İstanbul Büyükşehir Belediye (İBB) Başkanı Ekrem İmamoğlu, perşembe mesaisinin tamamına yakınını Silivri’ye ayırdı. Sabah saatlerinde Müjdat Gürsu Stadı’nın açılışını gerçekleştiren İmamoğlu, öğleden sonra hayvan yetiştiricisi köylülerle bir araya geldi. İmamoğlu, ilk durağı Çantaköy’de güzel bir sürprizle karşılaştı. İmamoğlu, bir koyunun kuzularını doğurmasına tanıklık etti. Yetiştirici köylülerle sohbet eden İmamoğlu, İBB Muhtarlıklar ve Gıda Daire Başkanı Ahmet Atalık’tan bilgi alıp, İstanbul Damızlık Koyun ve Keçi Yetiştiricileri Birliği Başkanı Kani Tunca’dan sorunları dinledi.

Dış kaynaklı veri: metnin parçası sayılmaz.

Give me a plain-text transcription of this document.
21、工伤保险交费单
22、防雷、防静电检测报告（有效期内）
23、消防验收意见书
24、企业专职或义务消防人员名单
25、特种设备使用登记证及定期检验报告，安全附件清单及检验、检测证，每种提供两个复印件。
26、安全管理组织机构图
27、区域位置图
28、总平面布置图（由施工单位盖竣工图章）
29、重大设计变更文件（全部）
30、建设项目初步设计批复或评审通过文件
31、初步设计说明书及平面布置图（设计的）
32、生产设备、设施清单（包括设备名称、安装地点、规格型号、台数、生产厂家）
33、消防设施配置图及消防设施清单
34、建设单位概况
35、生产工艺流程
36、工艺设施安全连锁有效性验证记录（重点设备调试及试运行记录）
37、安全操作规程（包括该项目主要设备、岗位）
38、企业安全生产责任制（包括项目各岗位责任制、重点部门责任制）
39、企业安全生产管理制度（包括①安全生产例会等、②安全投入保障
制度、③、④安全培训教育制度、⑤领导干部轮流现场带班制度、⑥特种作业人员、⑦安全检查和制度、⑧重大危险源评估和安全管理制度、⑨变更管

ATALIK: “MALİYETİN YÜZDE 60’I YEMDEN”
Başlarda yetiştiricilere yönelik canlı hayvan desteği düşüncesinde olduklarını belirten Atalık, “Fakat hepimizin malumu ki, İstanbul’da mera, çayır, otlak sorunu var. Her taraf ya ekiliyor ya binalar kaplamış vaziyette. Birlik yönetimi arkadaşımız dedi ki; ‘Bize bir iyilik yapmak istiyorsanız, bize yem lazım’. Hayvancılık maliyetinin yüzde 60’ı yem maliyeti. ‘Doğru söylüyorsun’ dedik. Birlikte çalışarak, hayvancılıkla uğraşan, birliğe kayıtlı 476 tane çiftçimize, toplam 1200 ton besi yemi dağıtıyoruz. Örgütlülüklerini de güçlendirmek için, birlik kaydı istiyoruz. Bunların peşine büyükbaş hayvanlara destek vereceğiz. Onların da Çatalca’daki birliğe kayıtlarını isteyeceğiz hem çiftçilerimizin birliktelikleri güçlensin hem de en büyük maliyetlerine, İBB olarak, çorbada tuzumuz olsun diye” dedi.
İMAMOĞLU: “HAYVANCILIK, TARIM VAR OLACAK Kİ, MİLLET DOYACAK”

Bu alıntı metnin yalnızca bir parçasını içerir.